Un des plus vieux conflits du monde a pris fin, mercredi, alors que le gouvernement colombien et les Forces armées révolutionnaires de Colombie ont annoncé la conclusion d’un accord de paix définitif.

Plus d’un demi-siècle de rébellion ayant laissé derrière lui 220 000 morts et plus de cinq millions de déplacés s’est ainsi conclu avec une poignée de main entre le leader des rebelles, Iván Márquez, et le représentant du gouvernement colombien, Humberto de la Calle.

«Je peux maintenant mourir en paix, parce que finalement, je vais voir mon pays sans violence, où il existe un avenir pour mes enfants», s’est réjoui Orlando Guevara, 57 ans, pleurant lorsqu’il a appris que quatre ans de négociations difficiles avaient enfin abouti à un accord de paix.

Sur la plaza Bolivar, au cœur de la capitale colombienne, Bogotá, une foule de 400 personnes se sont mises à chanter «¡Viva Colombia! ¡Viva la paz!» dès que M. Marquez a mis fin à son discours (diffusé en direct), conscientes d’assister à un moment historique.

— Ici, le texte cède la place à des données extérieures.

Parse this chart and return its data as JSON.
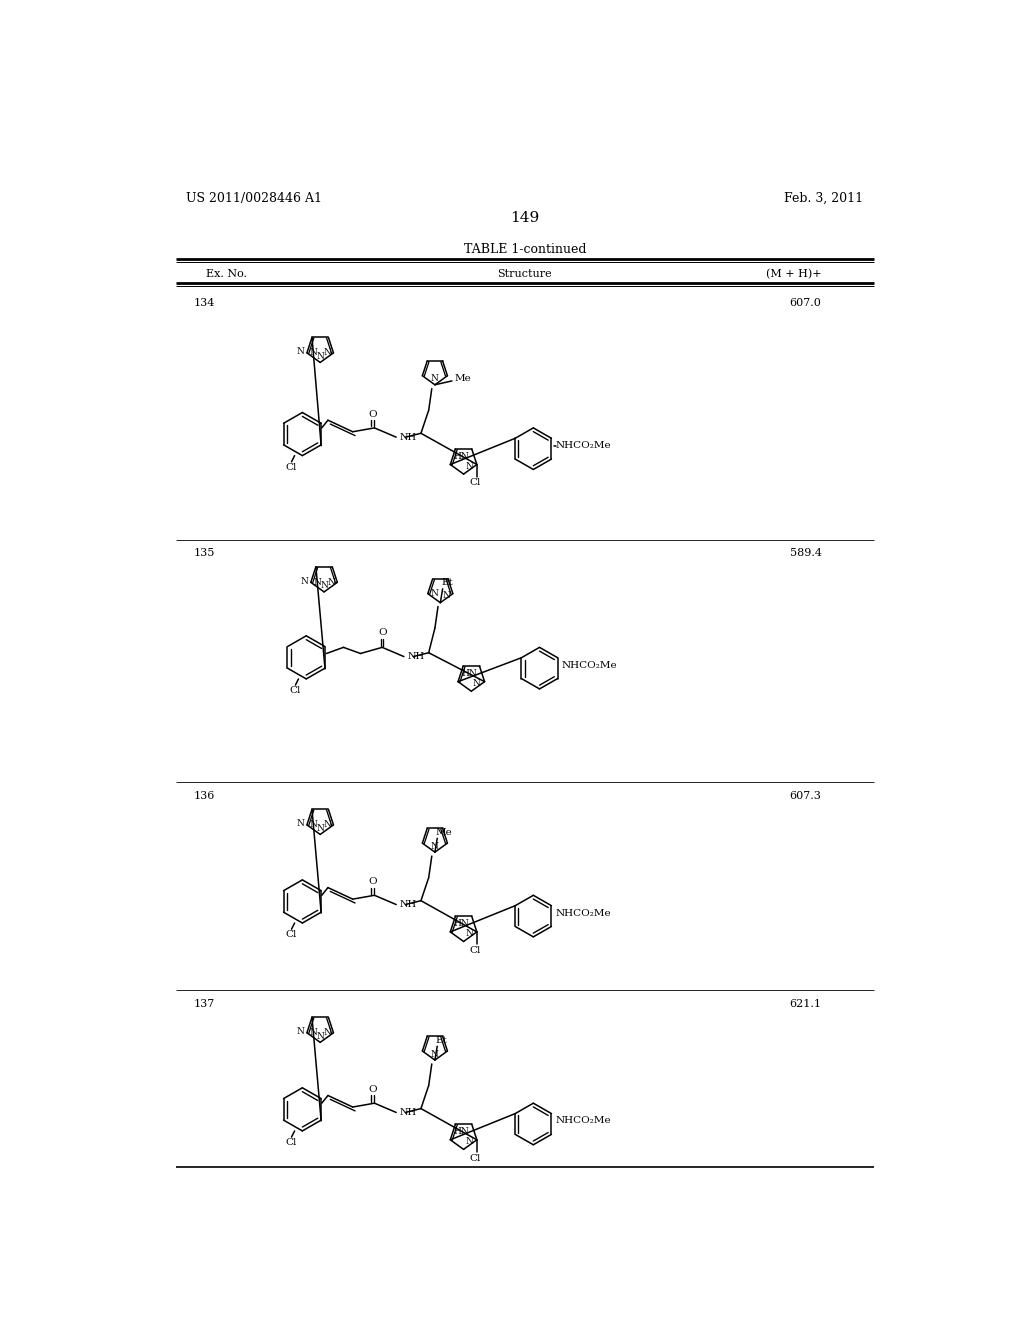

«Il n’y a pas de gagnant ni de perdant lorsqu’on fait la paix. La Colombie a gagné, la mort a perdu.» –Rodrigo Granda, négociateur des FARC

Il faudra néanmoins que l’accord soit adopté par référendum. L’ancien président colombien, Álvaro Uribe, mène la fronde pour que celui-ci soit rejeté, mais les sondages donnent l’option du «oui» gagnante.

Le texte final de l’accord n’a toutefois pas encore été dévoilé, et des clauses litigieuses pourraient amoindrir l’appui des Colombiens à la paix. Le président Juan Manuel Santos a indiqué mercredi que le vote aura lieu le 2 octobre.